The answer, management decided, was an education program that would allow the company to recruit from within. Searching for the right one, Schlesinger began interviewing vendors with prepackaged programs. But the more he looked, the more he thought about doing it himself. "The stuff I fell in love with," he sighs, "always [cost] me $100,000 a week to ship 40 people off to a fancy resort, and I can't afford that. You know, it's frustrating. I used to think we couldn't afford to [set up our own training program], but then I started hearing all the pitches and watching all the instructional tapes and I realized, 'Hey, it's 20 grand just to draw a breath."
Schlesinger also grew increasingly concerned about the effect of prepackaged programs on Au Bon Pain's corporate culture. "The single biggest failure for small companies," he says, "is [management] not being familiar with the language and methodology of the program. These programs have specific methods and vocabularies that become part of the way employees behave, and they better not be out of sync with what the rest of the organization is all about."
In the end, Au Bon Pain decided to do its own employee education, tripling its training budget. A job-rotation program allows store employees at the senior-associate and general-manager levels to spend 12 to 24 months in corporate staff jobs. An equipment management program teaches store managers how to repair equipment, thereby reducing the company's maintenance expenses. The company also expanded its standard training program for store operators from two to six weeks.
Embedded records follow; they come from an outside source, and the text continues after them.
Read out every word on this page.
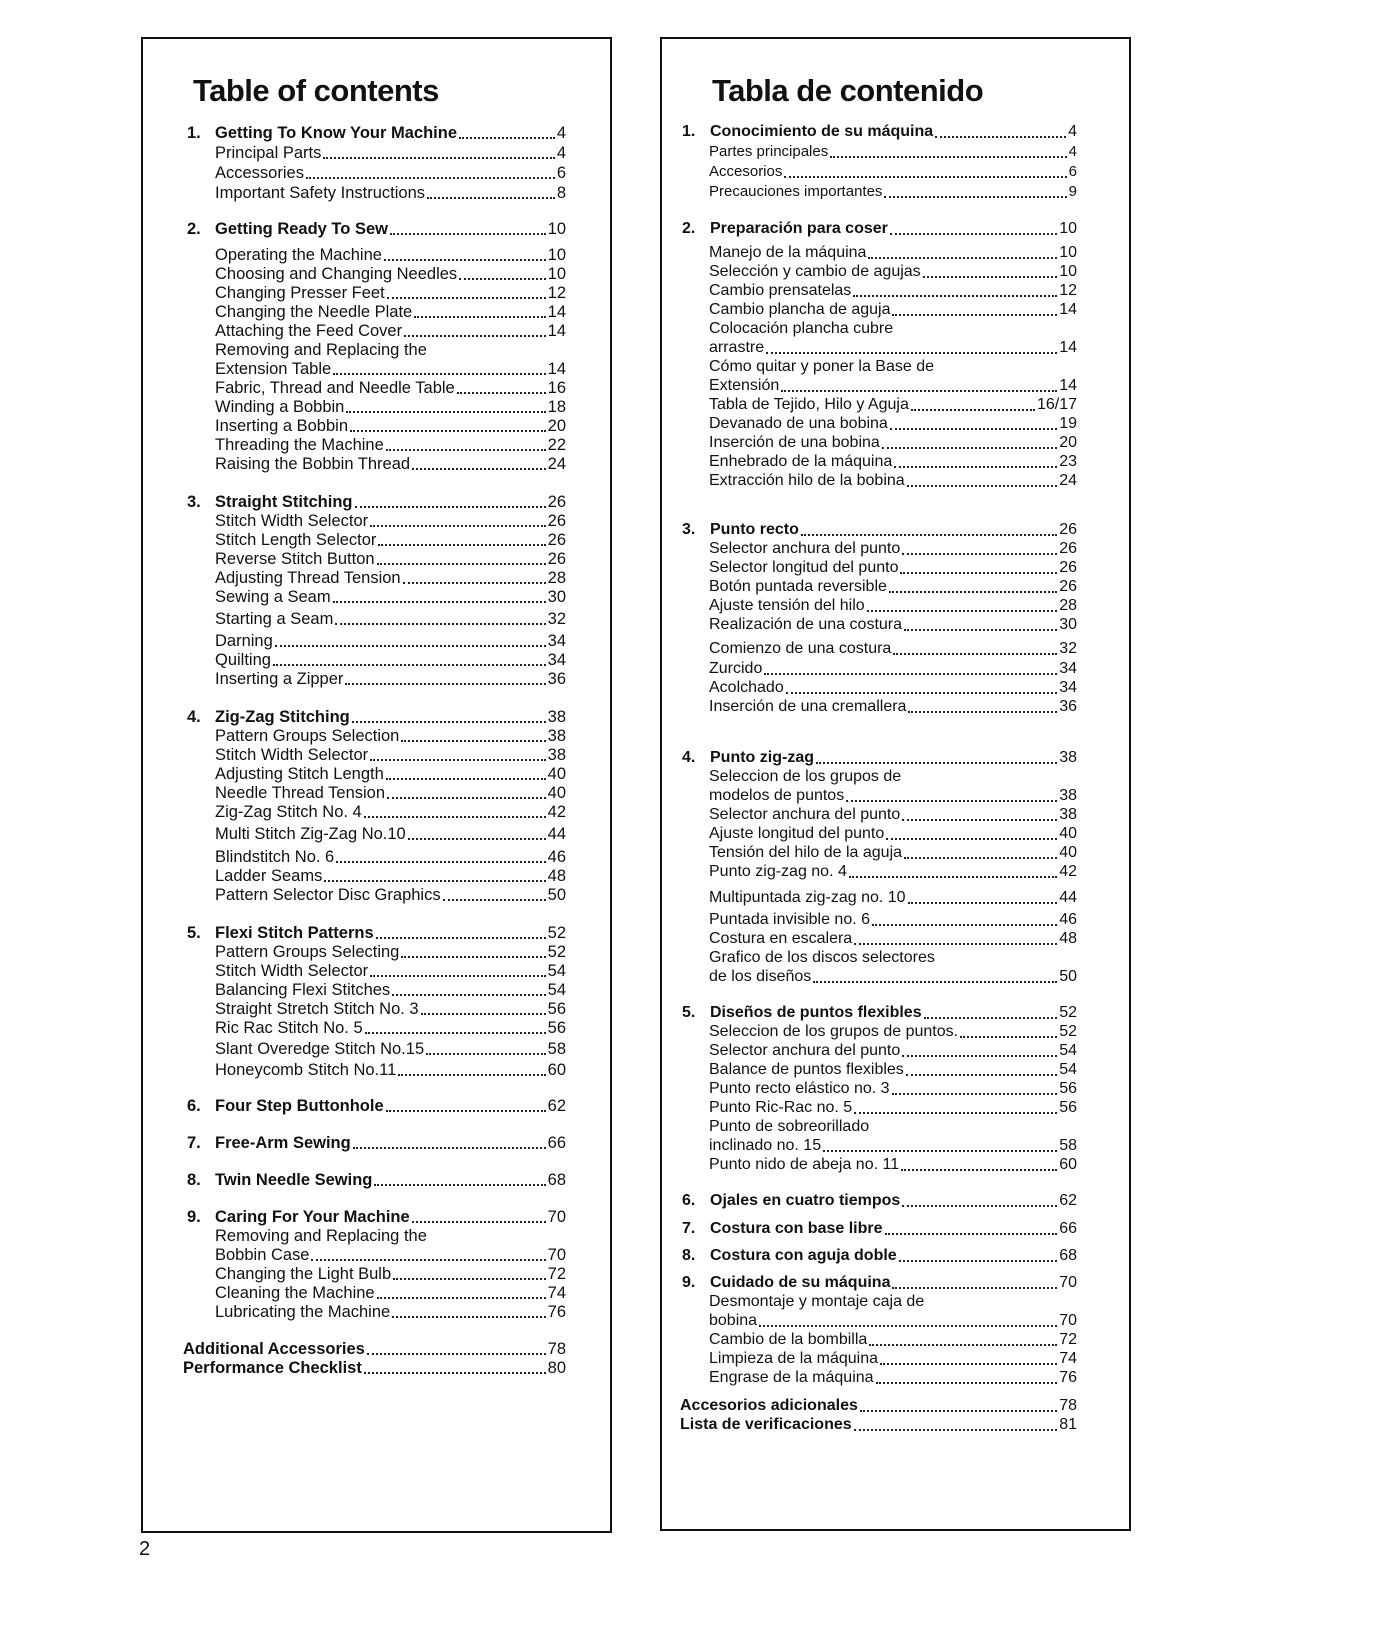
Table of contents
1. Getting To Know Your Machine	4
Principal Parts	4
Accessories	6
Important Safety Instructions	8
2. Getting Ready To Sew	10
Operating the Machine	10
Choosing and Changing Needles	10
Changing Presser Feet	12
Changing the Needle Plate	14
Attaching the Feed Cover	14
Removing and Replacing the
Extension Table	14
Fabric, Thread and Needle Table	16
Winding a Bobbin	18
Inserting a Bobbin	20
Threading the Machine	22
Raising the Bobbin Thread	24
3. Straight Stitching	26
Stitch Width Selector	26
Stitch Length Selector	26
Reverse Stitch Button	26
Adjusting Thread Tension	28
Sewing a Seam	30
Starting a Seam	32
Darning	34
Quilting	34
Inserting a Zipper	36
4. Zig-Zag Stitching	38
Pattern Groups Selection	38
Stitch Width Selector	38
Adjusting Stitch Length	40
Needle Thread Tension	40
Zig-Zag Stitch No. 4	42
Multi Stitch Zig-Zag No.10	44
Blindstitch No. 6	46
Ladder Seams	48
Pattern Selector Disc Graphics	50
5. Flexi Stitch Patterns	52
Pattern Groups Selecting	52
Stitch Width Selector	54
Balancing Flexi Stitches	54
Straight Stretch Stitch No. 3	56
Ric Rac Stitch No. 5	56
Slant Overedge Stitch No.15	58
Honeycomb Stitch No.11	60
6. Four Step Buttonhole	62
7. Free-Arm Sewing	66
8. Twin Needle Sewing	68
9. Caring For Your Machine	70
Removing and Replacing the
Bobbin Case	70
Changing the Light Bulb	72
Cleaning the Machine	74
Lubricating the Machine	76
Additional Accessories	78
Performance Checklist	80
Tabla de contenido
1. Conocimiento de su máquina	4
Partes principales	4
Accesorios	6
Precauciones importantes	9
2. Preparación para coser	10
Manejo de la máquina	10
Selección y cambio de agujas	10
Cambio prensatelas	12
Cambio plancha de aguja	14
Colocación plancha cubre
arrastre	14
Cómo quitar y poner la Base de
Extensión	14
Tabla de Tejido, Hilo y Aguja	16/17
Devanado de una bobina	19
Inserción de una bobina	20
Enhebrado de la máquina	23
Extracción hilo de la bobina	24
3. Punto recto	26
Selector anchura del punto	26
Selector longitud del punto	26
Botón puntada reversible	26
Ajuste tensión del hilo	28
Realización de una costura	30
Comienzo de una costura	32
Zurcido	34
Acolchado	34
Inserción de una cremallera	36
4. Punto zig-zag	38
Seleccion de los grupos de
modelos de puntos	38
Selector anchura del punto	38
Ajuste longitud del punto	40
Tensión del hilo de la aguja	40
Punto zig-zag no. 4	42
Multipuntada zig-zag no. 10	44
Puntada invisible no. 6	46
Costura en escalera	48
Grafico de los discos selectores
de los diseños	50
5. Diseños de puntos flexibles	52
Seleccion de los grupos de puntos.	52
Selector anchura del punto	54
Balance de puntos flexibles	54
Punto recto elástico no. 3	56
Punto Ric-Rac no. 5	56
Punto de sobreorillado
inclinado no. 15	58
Punto nido de abeja no. 11	60
6. Ojales en cuatro tiempos	62
7. Costura con base libre	66
8. Costura con aguja doble	68
9. Cuidado de su máquina	70
Desmontaje y montaje caja de
bobina	70
Cambio de la bombilla	72
Limpieza de la máquina	74
Engrase de la máquina	76
Accesorios adicionales	78
Lista de verificaciones	81

2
In addition, Au Bon Pain offers a general-management-skills program for all employees, which varies somewhat according to the individual's position.
Despite the cost, Schlesinger believes that the company made the right decision to keep the training process in-house. "When you buy [from an outside vendor], it's a game of caveat emptor," he says. "The basic tenet is, don't prescribe medicine for others that you won't take yourself. Don't, for instance, bring in neat packages complete with videotapes, unless you, the executive, would want to be trained that way. I know I wouldn't -- which is one reason why [Au Bon Pain president] Ronald Shaich, [chairman] Louis Kane, and I teach many of the company's courses."
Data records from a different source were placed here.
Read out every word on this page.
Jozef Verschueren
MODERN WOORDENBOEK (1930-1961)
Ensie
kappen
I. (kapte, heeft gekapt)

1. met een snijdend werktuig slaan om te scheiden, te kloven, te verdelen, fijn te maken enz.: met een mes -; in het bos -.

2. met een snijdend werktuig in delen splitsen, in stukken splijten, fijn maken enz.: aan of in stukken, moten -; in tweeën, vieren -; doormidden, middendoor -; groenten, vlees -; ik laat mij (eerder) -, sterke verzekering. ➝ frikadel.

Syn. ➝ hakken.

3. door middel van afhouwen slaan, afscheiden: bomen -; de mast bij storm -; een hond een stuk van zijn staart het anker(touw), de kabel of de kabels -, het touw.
Of course, most companies don't have the luxury of an executive vice-president who is an expert in organizational development. Moreover, they may have specific training needs that are better addressed by outside specialists. In the case of Sanderson Farms Inc., in Laurel, Miss., management perceived 20 years ago that -- in order to keep pace with its industry -- the company would have to expose workers to changing marketing methods and production technologies. "Our industry is very automated," explains president and chief executive officer Joe Frank Sanderson Sr., who helped his family-run company grow from a small farm-supply business into an approximately $130-million-a-year integrated poultry processor. "We started sending people off to various specialized seminars, but a lot of them turned out to be a couple of college professors pulling you in there for two days so they could unscrew the top of your head and try to pour something in."